Aging infrastructure illustrates what some see as the failure of many agencies, particularly municipalities, to have properly invested in replacing infrastructure or even regular replacement programs, the Sacramento-based Water Education Foundation wrote in its Western Water magazine in 2012.


The private companies such as Golden State Water Co. and Apple Valley Ranchos Water Co. usually budget on a calendar-year basis, they said.

Apple Valley Ranchos serves much of Apple Valley and some of the unincorporated county area to the east with 467 miles of water mains. The water company has budgeted to replace six miles this year including improvements in valves, storage tanks and wells to ensure we meet state and federal requirements for water quality, AVR General Manager Tony Penna said in an email.

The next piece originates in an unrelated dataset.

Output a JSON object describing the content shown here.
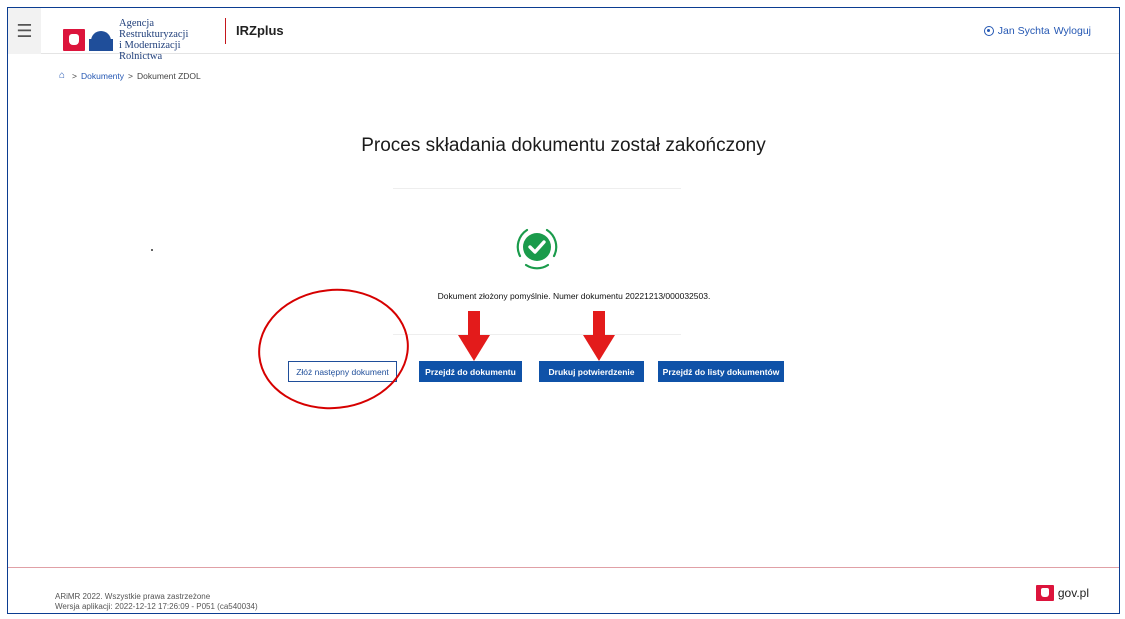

Our overall renewal and replacement program budget for 2015 is $8 million and of that almost $5 million is allocated for main replacement, Penna writes. Over the past five years we have invested nearly $35 million to ensure reliable service.

For Yermo Water Co., which was recently acquired by AVR, the company has budgeted to replace one mile of the system’s 5.6 miles of water main pipeline in 2015. The budgeted cost is $514,000 for this year and $190,000 in 2016, according to AVR Manager of Engineering Services Greg Miles.